The collection of more than 80,000 works of art, ceramics, manuscripts and photographs, was under threat of sale in 2012. In 2014 it was bought by the Art Fund and gifted to the V&A, which loaned it to the Wedgwood Museum, part of the World of Wedgwood, on a long-term basis.  
The museum will be renamed the V&A Collection at World of Wedgwood under the terms of the new partnership, and a chief curator will be appointed by the V&A to create a public programme exploring the collection within its local context of North Staffordshire and the Potteries, and to manage the museum's curatorial staff.
The chief curator, who will also fully catalogue and digitise the collection, will be based in Barlaston but sit under the V&A’s department of sculpture, metalwork, ceramics and glass in London.
Although the collection will be stored Barlaston, the chief curator will explore possible opportunities for part of it to tour to locations across the UK and internationally.
“This exciting new partnership between the V&A and World of Wedgwood is a way for South Kensington to honour the craft, creativity and design brilliance of the Wedgwood Collection and the people of Stoke-on-Trent who made it,” said Tristram Hunt, the director of the V&A.

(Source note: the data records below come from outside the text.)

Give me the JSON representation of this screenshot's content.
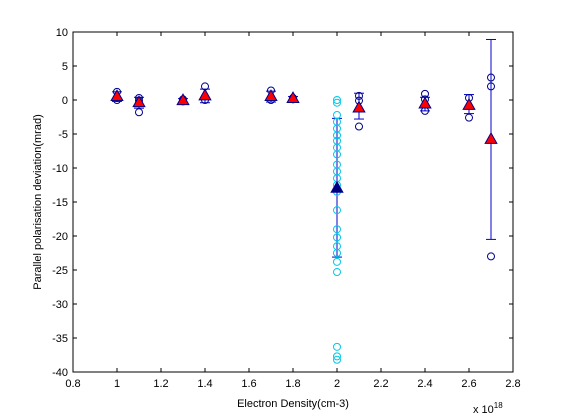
{
  "chart_data": {
    "type": "scatter",
    "title": "",
    "xlabel": "Electron Density(cm-3)",
    "ylabel": "Parallel polarisation deviation(mrad)",
    "x_exponent_label": "x 10",
    "x_exponent_power": "18",
    "xlim": [
      0.8,
      2.8
    ],
    "ylim": [
      -40,
      10
    ],
    "x_ticks": [
      0.8,
      1,
      1.2,
      1.4,
      1.6,
      1.8,
      2,
      2.2,
      2.4,
      2.6,
      2.8
    ],
    "x_tick_labels": [
      "0.8",
      "1",
      "1.2",
      "1.4",
      "1.6",
      "1.8",
      "2",
      "2.2",
      "2.4",
      "2.6",
      "2.8"
    ],
    "y_ticks": [
      10,
      5,
      0,
      -5,
      -10,
      -15,
      -20,
      -25,
      -30,
      -35,
      -40
    ],
    "y_tick_labels": [
      "10",
      "5",
      "0",
      "-5",
      "-10",
      "-15",
      "-20",
      "-25",
      "-30",
      "-35",
      "-40"
    ],
    "grid": false,
    "colors": {
      "measurement": "#00008b",
      "cyan_measurement": "#00c8e6",
      "mean": "#ff0000",
      "highlight_mean": "#000080",
      "errorbar": "#0000cd"
    },
    "series": [
      {
        "marker": "open-circle",
        "color": "#00008b",
        "points": [
          [
            1.0,
            1.2
          ],
          [
            1.0,
            0.3
          ],
          [
            1.0,
            0.0
          ],
          [
            1.1,
            0.3
          ],
          [
            1.1,
            -0.1
          ],
          [
            1.1,
            -1.8
          ],
          [
            1.3,
            0.1
          ],
          [
            1.3,
            -0.2
          ],
          [
            1.4,
            2.0
          ],
          [
            1.4,
            0.0
          ],
          [
            1.7,
            1.4
          ],
          [
            1.7,
            0.0
          ],
          [
            1.8,
            0.3
          ],
          [
            1.8,
            0.1
          ],
          [
            2.1,
            0.6
          ],
          [
            2.1,
            -0.1
          ],
          [
            2.1,
            -3.9
          ],
          [
            2.4,
            0.9
          ],
          [
            2.4,
            0.1
          ],
          [
            2.4,
            -1.6
          ],
          [
            2.6,
            0.3
          ],
          [
            2.6,
            -2.6
          ],
          [
            2.7,
            3.3
          ],
          [
            2.7,
            2.0
          ],
          [
            2.7,
            -23.0
          ]
        ]
      },
      {
        "marker": "open-circle",
        "color": "#00c8e6",
        "points": [
          [
            2.0,
            0.0
          ],
          [
            2.0,
            -0.4
          ],
          [
            2.0,
            -2.2
          ],
          [
            2.0,
            -3.2
          ],
          [
            2.0,
            -4.2
          ],
          [
            2.0,
            -5.2
          ],
          [
            2.0,
            -6.0
          ],
          [
            2.0,
            -7.0
          ],
          [
            2.0,
            -8.0
          ],
          [
            2.0,
            -9.5
          ],
          [
            2.0,
            -10.5
          ],
          [
            2.0,
            -11.5
          ],
          [
            2.0,
            -12.5
          ],
          [
            2.0,
            -13.5
          ],
          [
            2.0,
            -16.2
          ],
          [
            2.0,
            -19.0
          ],
          [
            2.0,
            -20.2
          ],
          [
            2.0,
            -21.5
          ],
          [
            2.0,
            -22.5
          ],
          [
            2.0,
            -23.8
          ],
          [
            2.0,
            -25.3
          ],
          [
            2.0,
            -36.3
          ],
          [
            2.0,
            -37.7
          ],
          [
            2.0,
            -38.2
          ]
        ]
      },
      {
        "marker": "filled-triangle",
        "color": "#ff0000",
        "points": [
          [
            1.0,
            0.5
          ],
          [
            1.1,
            -0.4
          ],
          [
            1.3,
            -0.1
          ],
          [
            1.4,
            0.6
          ],
          [
            1.7,
            0.5
          ],
          [
            1.8,
            0.2
          ],
          [
            2.1,
            -1.2
          ],
          [
            2.4,
            -0.6
          ],
          [
            2.6,
            -0.8
          ],
          [
            2.7,
            -5.8
          ]
        ]
      },
      {
        "marker": "filled-triangle",
        "color": "#000080",
        "points": [
          [
            2.0,
            -13.0
          ]
        ]
      }
    ],
    "error_bars": [
      {
        "x": 1.0,
        "low": -0.2,
        "high": 1.2
      },
      {
        "x": 1.1,
        "low": -1.2,
        "high": 0.4
      },
      {
        "x": 1.3,
        "low": -0.4,
        "high": 0.2
      },
      {
        "x": 1.4,
        "low": -0.4,
        "high": 1.6
      },
      {
        "x": 1.7,
        "low": -0.3,
        "high": 1.3
      },
      {
        "x": 1.8,
        "low": -0.1,
        "high": 0.5
      },
      {
        "x": 2.0,
        "low": -23.1,
        "high": -2.7
      },
      {
        "x": 2.1,
        "low": -2.8,
        "high": 1.0
      },
      {
        "x": 2.4,
        "low": -1.6,
        "high": 0.4
      },
      {
        "x": 2.6,
        "low": -2.0,
        "high": 0.8
      },
      {
        "x": 2.7,
        "low": -20.5,
        "high": 8.9
      }
    ]
  }
}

“We look forward to opening up this phenomenal archive, museum and visitor attraction to new audiences, curating new exhibitions, and to building a lasting and transformative education programme for the communities of North Staffordshire.”

Gaye Blake-Roberts, a leading academic on Wedgwood and a curator at the Wedgwood Museum, has been appointed as an honorary senior research fellow with the V&A Research Institute.

“This position provides a platform for closer collaboration with the V&A and the extended Wedgwood collections, continuing my association with all my colleagues at Barlaston, as well as the chance to participate in many of the exciting projects and exhibitions planned over the next few years,” she said.

A curator of 17th- and 18th-century ceramics and glass will be recruited by the V&A later this year as part of wider plans to invest in its ceramics collection.
The partnership does not include any financial arrangements, and the chief curatorial role will be funded by the Finnish consumer goods company Fiskars.